I wondered if she liked being a guest here instead of running things behind the scenes, work she actually enjoyed. And then she refused two consecutive hors d'oeuvres plates proffered by college kids in dinner jackets. We had skipped breakfast and the only time my mother doesn't eat is when she's working or nervous. Then the soccer coach was gone, dragged off for a photo op with someone's family, and she was left alone in the crowd. I watched her shield her eyes and scan the faces gathered by the pool before she reached into the outside pocket of her purse for a cigarette. Don't, I thought. She stopped midreach, as if I had shouted to her, and looked around to see if anybody else was smoking, which they weren't. I swore at myself for leaving her alone, and stood up too quickly for my low blood pressure to handle. My vision collapsed to a pinpoint, and everything outside of that went white as the blood drained from my head. I staggered toward the pool, wondering how my mother would feel if my adult life looked like the jagged party scene in front of me, full of gold-buttoned navy blazers, horses, and big lawns. I searched for her as the crowd came into focus, but she was not where she had been.

I went looking for a girl named Ashleigh who had been close with Courtney since our freshman year. I found her in the buffet line and asked what she knew about Courtney's cousin, Kelsey, which, as it turned out, was not much. Kelsey's father had been a contractor in Spring Lake, and had built enough big houses to build one of his own. The family had risen on the wave of new money down the shore. Ashleigh was saying that Kelsey might be seeing someone when we were interrupted.

“Hi, excuse me,” my mother said, placing her hand on Ashleigh's arm. “Can I borrow my son for a second?”

I followed her through the crowd to the corner of a fence where two chestnut horses stood grazing.

“I've had all the fun I can stand,” she said.

“What happened?”

She had been talking to the man who owned the house when he spotted Clare at the buffet, and wondered aloud who had brought him.
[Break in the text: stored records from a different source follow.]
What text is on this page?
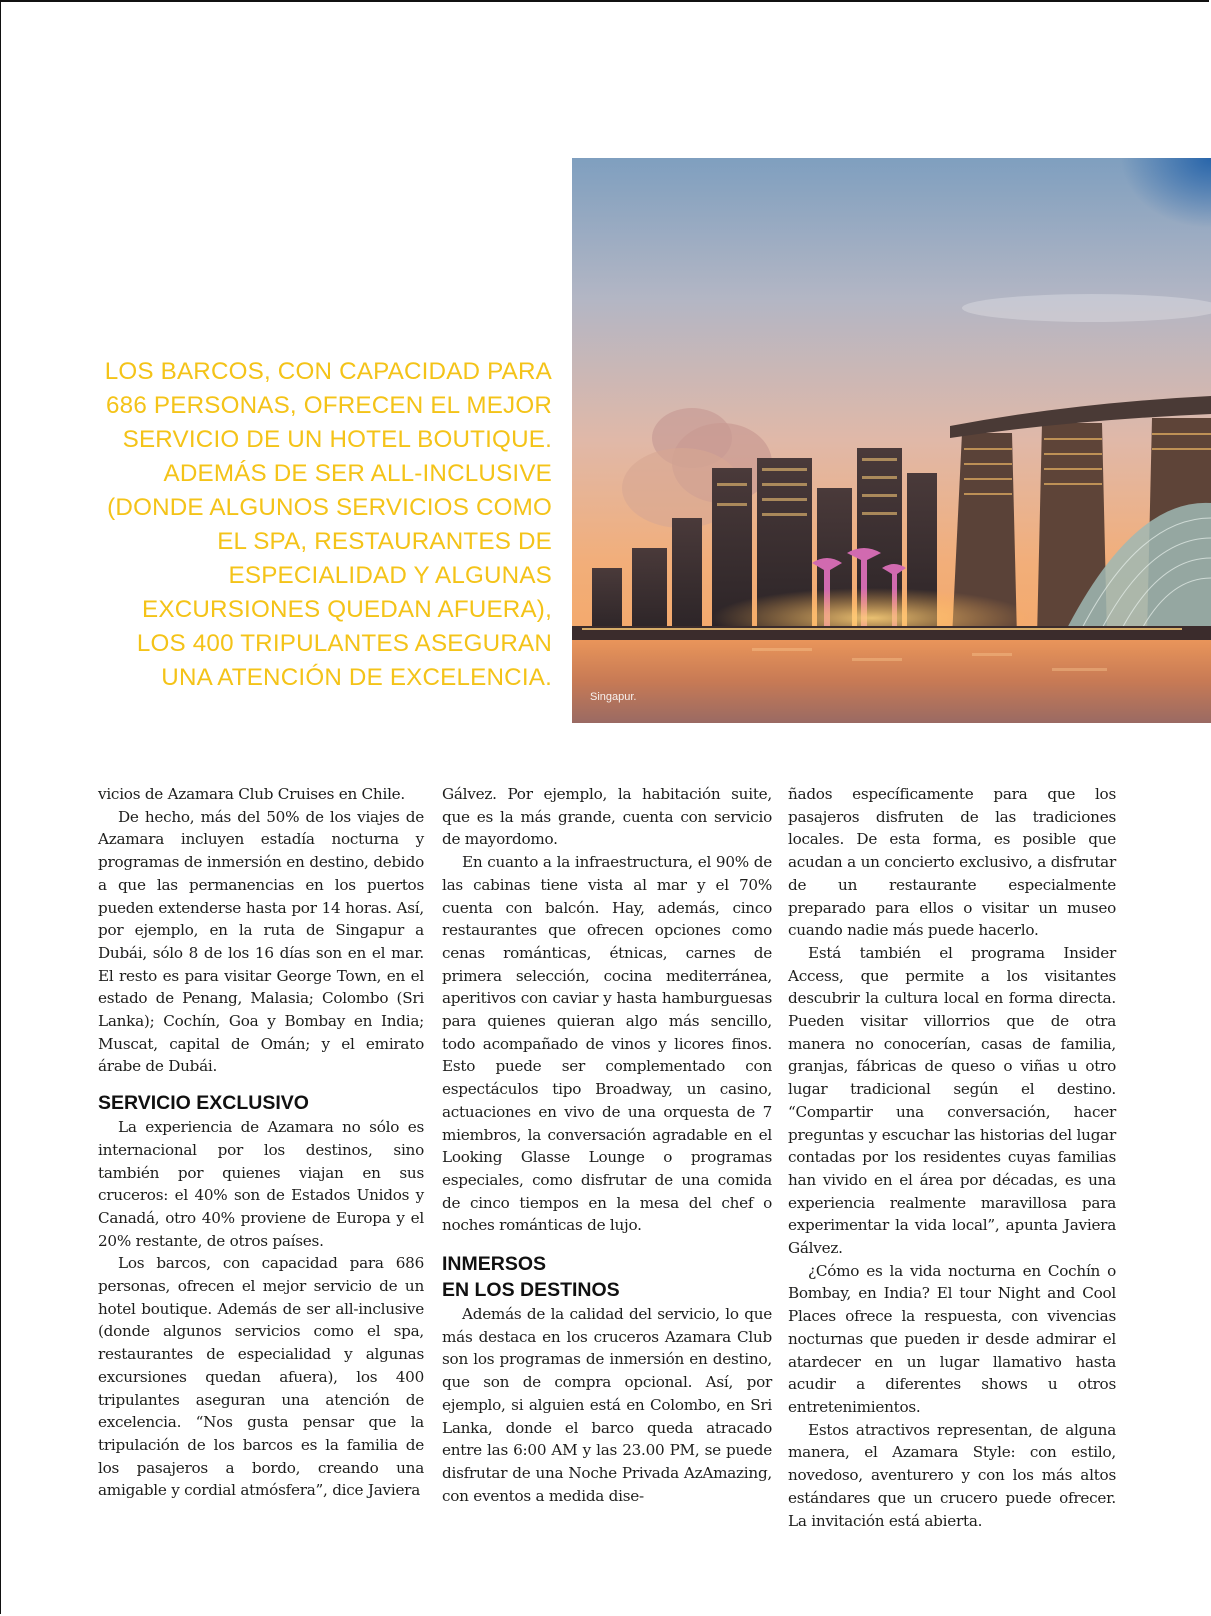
LOS BARCOS, CON CAPACIDAD PARA 686 PERSONAS, OFRECEN EL MEJOR SERVICIO DE UN HOTEL BOUTIQUE. ADEMÁS DE SER ALL-INCLUSIVE (DONDE ALGUNOS SERVICIOS COMO EL SPA, RESTAURANTES DE ESPECIALIDAD Y ALGUNAS EXCURSIONES QUEDAN AFUERA), LOS 400 TRIPULANTES ASEGURAN UNA ATENCIÓN DE EXCELENCIA.
Singapur.

vicios de Azamara Club Cruises en Chile.

De hecho, más del 50% de los viajes de Azamara incluyen estadía nocturna y programas de inmersión en destino, debido a que las permanencias en los puertos pueden extenderse hasta por 14 horas. Así, por ejemplo, en la ruta de Singapur a Dubái, sólo 8 de los 16 días son en el mar. El resto es para visitar George Town, en el estado de Penang, Malasia; Colombo (Sri Lanka); Cochín, Goa y Bombay en India; Muscat, capital de Omán; y el emirato árabe de Dubái.

SERVICIO EXCLUSIVO

La experiencia de Azamara no sólo es internacional por los destinos, sino también por quienes viajan en sus cruceros: el 40% son de Estados Unidos y Canadá, otro 40% proviene de Europa y el 20% restante, de otros países.

Los barcos, con capacidad para 686 personas, ofrecen el mejor servicio de un hotel boutique. Además de ser all-inclusive (donde algunos servicios como el spa, restaurantes de especialidad y algunas excursiones quedan afuera), los 400 tripulantes aseguran una atención de excelencia. “Nos gusta pensar que la tripulación de los barcos es la familia de los pasajeros a bordo, creando una amigable y cordial atmósfera”, dice Javiera

Gálvez. Por ejemplo, la habitación suite, que es la más grande, cuenta con servicio de mayordomo.

En cuanto a la infraestructura, el 90% de las cabinas tiene vista al mar y el 70% cuenta con balcón. Hay, además, cinco restaurantes que ofrecen opciones como cenas románticas, étnicas, carnes de primera selección, cocina mediterránea, aperitivos con caviar y hasta hamburguesas para quienes quieran algo más sencillo, todo acompañado de vinos y licores finos. Esto puede ser complementado con espectáculos tipo Broadway, un casino, actuaciones en vivo de una orquesta de 7 miembros, la conversación agradable en el Looking Glasse Lounge o programas especiales, como disfrutar de una comida de cinco tiempos en la mesa del chef o noches románticas de lujo.

INMERSOS
EN LOS DESTINOS

Además de la calidad del servicio, lo que más destaca en los cruceros Azamara Club son los programas de inmersión en destino, que son de compra opcional. Así, por ejemplo, si alguien está en Colombo, en Sri Lanka, donde el barco queda atracado entre las 6:00 AM y las 23.00 PM, se puede disfrutar de una Noche Privada AzAmazing, con eventos a medida dise-

ñados específicamente para que los pasajeros disfruten de las tradiciones locales. De esta forma, es posible que acudan a un concierto exclusivo, a disfrutar de un restaurante especialmente preparado para ellos o visitar un museo cuando nadie más puede hacerlo.

Está también el programa Insider Access, que permite a los visitantes descubrir la cultura local en forma directa. Pueden visitar villorrios que de otra manera no conocerían, casas de familia, granjas, fábricas de queso o viñas u otro lugar tradicional según el destino. “Compartir una conversación, hacer preguntas y escuchar las historias del lugar contadas por los residentes cuyas familias han vivido en el área por décadas, es una experiencia realmente maravillosa para experimentar la vida local”, apunta Javiera Gálvez.

¿Cómo es la vida nocturna en Cochín o Bombay, en India? El tour Night and Cool Places ofrece la respuesta, con vivencias nocturnas que pueden ir desde admirar el atardecer en un lugar llamativo hasta acudir a diferentes shows u otros entretenimientos.

Estos atractivos representan, de alguna manera, el Azamara Style: con estilo, novedoso, aventurero y con los más altos estándares que un crucero puede ofrecer. La invitación está abierta.
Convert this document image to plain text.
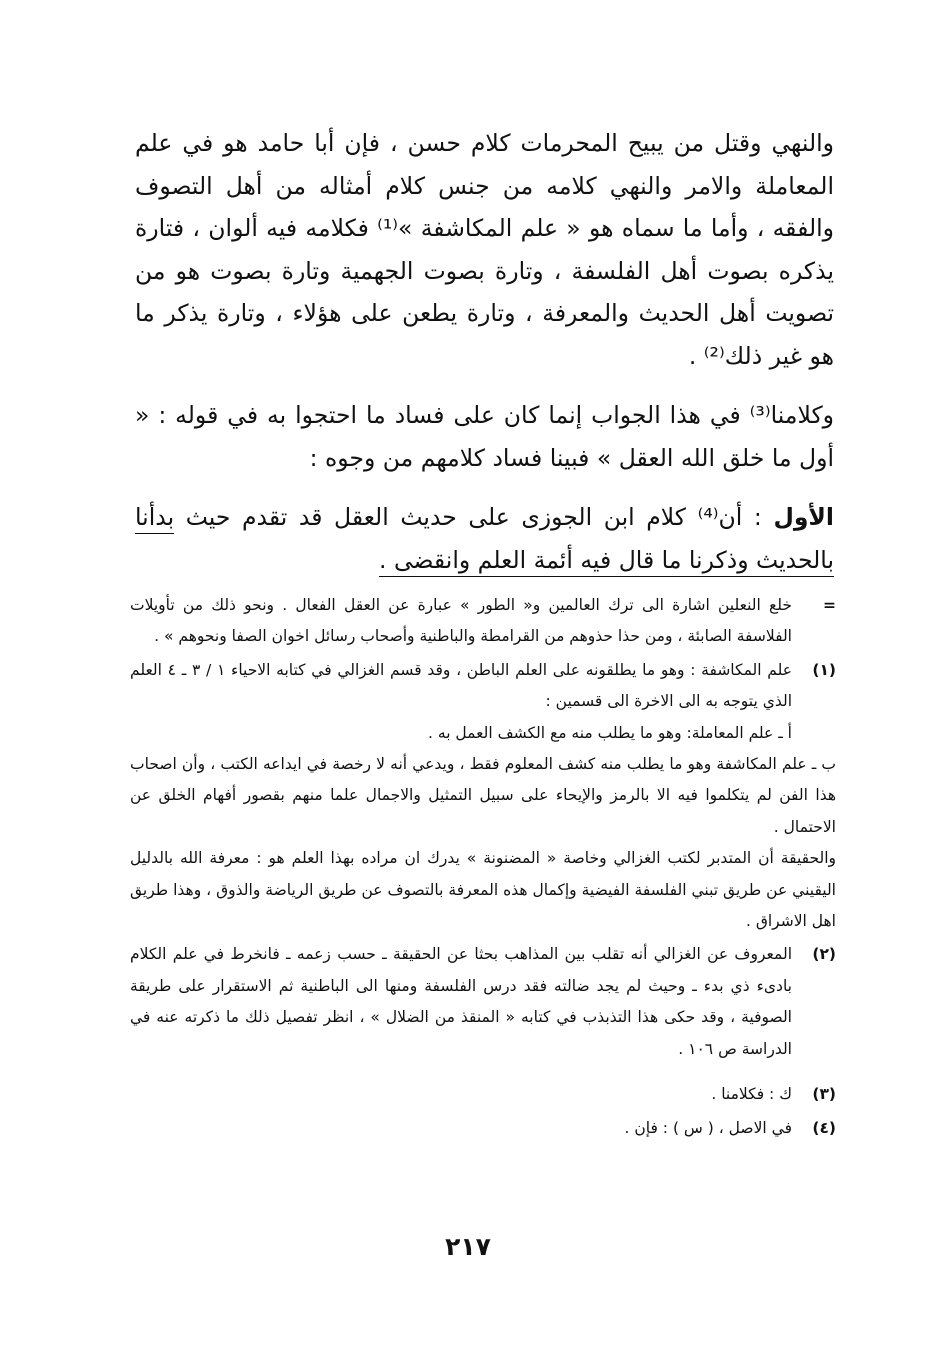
والنهي وقتل من يبيح المحرمات كلام حسن ، فإن أبا حامد هو في علم المعاملة والامر والنهي كلامه من جنس كلام أمثاله من أهل التصوف والفقه ، وأما ما سماه هو « علم المكاشفة »⁽¹⁾ فكلامه فيه ألوان ، فتارة يذكره بصوت أهل الفلسفة ، وتارة بصوت الجهمية وتارة بصوت هو من تصويت أهل الحديث والمعرفة ، وتارة يطعن على هؤلاء ، وتارة يذكر ما هو غير ذلك⁽²⁾ .

وكلامنا⁽³⁾ في هذا الجواب إنما كان على فساد ما احتجوا به في قوله : « أول ما خلق الله العقل » فبينا فساد كلامهم من وجوه :

الأول : أن⁽⁴⁾ كلام ابن الجوزى على حديث العقل قد تقدم حيث بدأنا بالحديث وذكرنا ما قال فيه أئمة العلم وانقضى .

=

خلع النعلين اشارة الى ترك العالمين و« الطور » عبارة عن العقل الفعال . ونحو ذلك من تأويلات الفلاسفة الصابئة ، ومن حذا حذوهم من القرامطة والباطنية وأصحاب رسائل اخوان الصفا ونحوهم » .

(١)

علم المكاشفة : وهو ما يطلقونه على العلم الباطن ، وقد قسم الغزالي في كتابه الاحياء ١ / ٣ ـ ٤ العلم الذي يتوجه به الى الاخرة الى قسمين :

أ ـ علم المعاملة: وهو ما يطلب منه مع الكشف العمل به .

ب ـ علم المكاشفة وهو ما يطلب منه كشف المعلوم فقط ، ويدعي أنه لا رخصة في ايداعه الكتب ، وأن اصحاب هذا الفن لم يتكلموا فيه الا بالرمز والإيحاء على سبيل التمثيل والاجمال علما منهم بقصور أفهام الخلق عن الاحتمال .

والحقيقة أن المتدبر لكتب الغزالي وخاصة « المضنونة » يدرك ان مراده بهذا العلم هو : معرفة الله بالدليل اليقيني عن طريق تبني الفلسفة الفيضية وإكمال هذه المعرفة بالتصوف عن طريق الرياضة والذوق ، وهذا طريق اهل الاشراق .

(٢)

المعروف عن الغزالي أنه تقلب بين المذاهب بحثا عن الحقيقة ـ حسب زعمه ـ فانخرط في علم الكلام بادىء ذي بدء ـ وحيث لم يجد ضالته فقد درس الفلسفة ومنها الى الباطنية ثم الاستقرار على طريقة الصوفية ، وقد حكى هذا التذبذب في كتابه « المنقذ من الضلال » ، انظر تفصيل ذلك ما ذكرته عنه في الدراسة ص ١٠٦ .

(٣)

ك : فكلامنا .

(٤)

في الاصل ، ( س ) : فإن .

٢١٧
My mother said that she had, and our host told her emphatically that Clare's family hadn't been invited.

“Not that they would have been able to make it,” she said, scoffing, imitating him, exaggerating his disgust and pomposity. He had asked my mother if she knew what Clare's father had done with the money people had entrusted to him. My mother runs a business that requires her to come prepared, especially to parties. She told the man that she had no idea what Clare's father had done, or how anyone could blame a child for it.

“The fucking nerve on this guy,” she said, lighting a cigarette.

“Did he tell you what happened?”

“No, Tom, that's not the point. And don't repeat that story.”

In the car, she adjusted the rearview mirror to find Clare's face.

“Is there anywhere you'd like to go, sweetheart? Anywhere else we can take you?”

“That's OK,” Clare said. “My things are at school.”

My mother turned to face him.

“Where are you going when they close down campus?”

I hadn't thought about that. Clare didn't answer.

“Why don't you stay with us?” my mother said.